Dennis Herschbach didn’t plan to be a writer, but life had other plans for him.

The former teacher from Sartell lost his wife Dorothy to melanoma August of 2005 and turned to creative writing to deal with his grief. She was 61.

“One evening I just decided to write a poem about our life together; it was just something to do,” he said. “It ended up being a five-page poem.”

The poem became part of his first book Grief Journey, and the 71-year-old  has since written several others, including a memoir and a suspense novel.

“What happened was a friend of mine who was a very good poet read my poem and said, ‘This is very good; perhaps you should write more,’” he said.

His doctor had suggested he see a grief counselor who asked to read his poetry and asked if she could use his poems in her grief support group.

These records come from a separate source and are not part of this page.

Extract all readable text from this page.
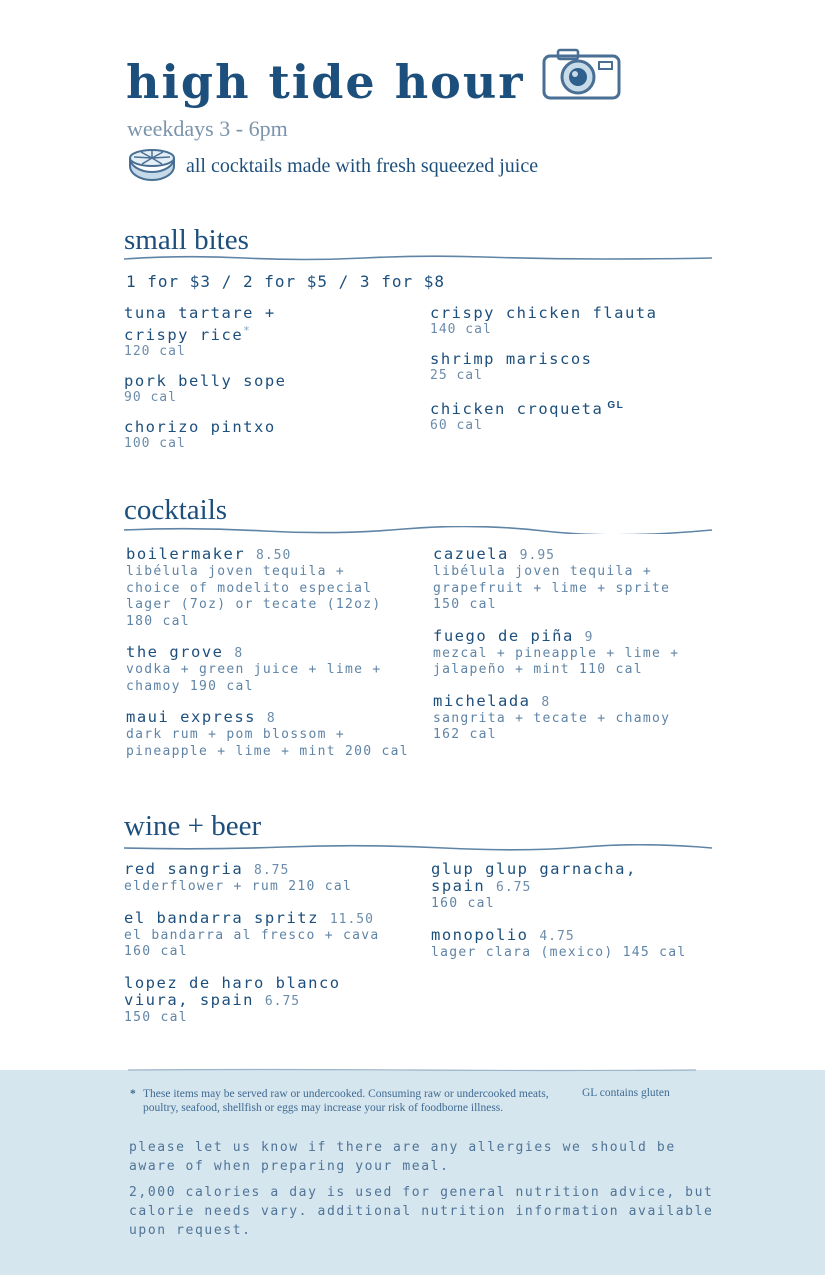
high tide hour
weekdays 3 - 6pm
all cocktails made with fresh squeezed juice
small bites
1 for $3 / 2 for $5 / 3 for $8
tuna tartare +
crispy rice*
120 cal
pork belly sope
90 cal
chorizo pintxo
100 cal
crispy chicken flauta
140 cal
shrimp mariscos
25 cal
chicken croqueta $^{GL}$
60 cal
cocktails
boilermaker 8.50
libélula joven tequila +
choice of modelito especial
lager (7oz) or tecate (12oz)
180 cal
the grove 8
vodka + green juice + lime +
chamoy 190 cal
maui express 8
dark rum + pom blossom +
pineapple + lime + mint 200 cal
cazuela 9.95
libélula joven tequila +
grapefruit + lime + sprite
150 cal
fuego de piña 9
mezcal + pineapple + lime +
jalapeño + mint 110 cal
michelada 8
sangrita + tecate + chamoy
162 cal
wine + beer
red sangria 8.75
elderflower + rum 210 cal
el bandarra spritz 11.50
el bandarra al fresco + cava
160 cal
lopez de haro blanco
viura, spain 6.75
150 cal
glup glup garnacha,
spain 6.75
160 cal
monopolio 4.75
lager clara (mexico) 145 cal
* These items may be served raw or undercooked. Consuming raw or undercooked meats, poultry, seafood, shellfish or eggs may increase your risk of foodborne illness.
GL contains gluten
please let us know if there are any allergies we should be aware of when preparing your meal.
2,000 calories a day is used for general nutrition advice, but calorie needs vary. additional nutrition information available upon request.
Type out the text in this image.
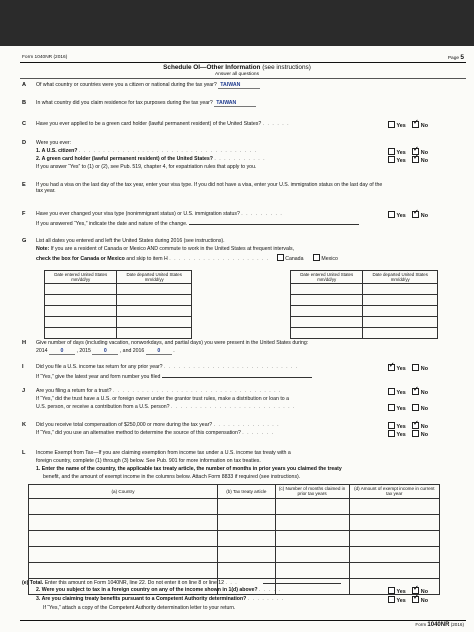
Form 1040NR (2016)	Page 5
Schedule OI—Other Information (see instructions)
Answer all questions
A Of what country or countries were you a citizen or national during the tax year? TAIWAN
B In what country did you claim residence for tax purposes during the tax year? TAIWAN
C Have you ever applied to be a green card holder (lawful permanent resident) of the United States? . . . . . .	Yes ✓	No
D Were you ever:
1. A U.S. citizen? . . . . . . . . . . . . . . . . . . . . . . . . . . . . . . . . . . . . .	Yes ✓	No
2. A green card holder (lawful permanent resident) of the United States? . . . . . . . . . . .	Yes ✓	No
If you answer “Yes” to (1) or (2), see Pub. 519, chapter 4, for expatriation rules that apply to you.
E If you had a visa on the last day of the tax year, enter your visa type. If you did not have a visa, enter your U.S. immigration status on the last day of the tax year.
F Have you ever changed your visa type (nonimmigrant status) or U.S. immigration status? . . . . . . . . .	Yes ✓	No
If you answered “Yes,” indicate the date and nature of the change.
G List all dates you entered and left the United States during 2016 (see instructions).
Note: If you are a resident of Canada or Mexico AND commute to work in the United States at frequent intervals,
check the box for Canada or Mexico and skip to item H . . . . . . . . . . . . . . . . . . . . .	Canada	Mexico
Date entered United States mm/dd/yy	Date departed United States mm/dd/yy

Date entered United States mm/dd/yy	Date departed United States mm/dd/yy

H Give number of days (including vacation, nonworkdays, and partial days) you were present in the United States during:
2014	0	, 2015	0	, and 2016	0 .
I Did you file a U.S. income tax return for any prior year? . . . . . . . . . . . . . . . . . . . . . . . . . . . . ✓	Yes	No
If “Yes,” give the latest year and form number you filed
J Are you filing a return for a trust? . . . . . . . . . . . . . . . . . . . . . . . . . . . . . . . . . . .	Yes ✓	No
If “Yes,” did the trust have a U.S. or foreign owner under the grantor trust rules, make a distribution or loan to a
U.S. person, or receive a contribution from a U.S. person? . . . . . . . . . . . . . . . . . . . . . . . . . .	Yes	No
K Did you receive total compensation of $250,000 or more during the tax year? . . . . . . . . . . . . . .	Yes ✓	No
If “Yes,” did you use an alternative method to determine the source of this compensation? . . . . . . .	Yes	No
L Income Exempt from Tax—If you are claiming exemption from income tax under a U.S. income tax treaty with a
foreign country, complete (1) through (3) below. See Pub. 901 for more information on tax treaties.
1. Enter the name of the country, the applicable tax treaty article, the number of months in prior years you claimed the treaty
benefit, and the amount of exempt income in the columns below. Attach Form 8833 if required (see instructions).
(a) Country	(b) Tax treaty article	(c) Number of months claimed in prior tax years	(d) Amount of exempt income in current tax year

(e) Total. Enter this amount on Form 1040NR, line 22. Do not enter it on line 8 or line 12 . . .
2. Were you subject to tax in a foreign country on any of the income shown in 1(d) above? . . . . .	Yes ✓	No
3. Are you claiming treaty benefits pursuant to a Competent Authority determination? . . . . . . . .	Yes ✓	No
If “Yes,” attach a copy of the Competent Authority determination letter to your return.
Form 1040NR (2016)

“The director of the agency saw them and asked if he could publish some in his newsletter, which made me really feel good,” Herschbach recalled. “And then they said, ‘Why don’t you write a book?’”

Herschbach now writes every day and has speaking engagements at book clubs almost every week; he considers his success at writing “fortunate.”

“It was good therapy for me to be writing, but I was eager to share what I wrote,” he said of Grief Journey.

“But as I would write some of these poems, I would cry and cry and cry, and I would try to read them out loud and couldn’t do it.”


He was named the winner of the Northeastern Minnesota Book Award in 2010 for his books Brown Sugar Syrup and Jack Pine Sand.

“I had always liked to write,” Herschbach said of his schooling while growing up on the Iron Range.

“But the last few years of my teaching, I was what was called a ‘synod-authorized minister’ by the Lutheran church and was given a congregation of my own, a small church on the shore, out by Gooseberry Park.”

Herschbach was a biology teacher for more than three decades, and the father of three lived in Two Harbors for 45 years before remarrying three years ago.

“I continued doing that (ministering) after I retired from teaching; I did that for over 10 years, so I had a lot of writing, a sermon every week,” he said.

“My writing has developed, I guess I’d say, where I write about the human condition, the joys and the sorrows, the good and the bad,” he said.

Herschbach has focused his creative writing on fiction in his recent years; his fifth book, “Seven Graves, Two Harbors,” was published by North Star Press.

“I select topics that are current social problems and fictionalize them,” Herschbach said of his forthcoming book that references his grandfather who came to the U.S. from England.

“In two years, I’ll have a book coming out that is ‘creative nonfiction’ or ‘historical fiction’ and it’s about four immigrant families coming to the U.S. and going to work in an underground mine in Minnesota.”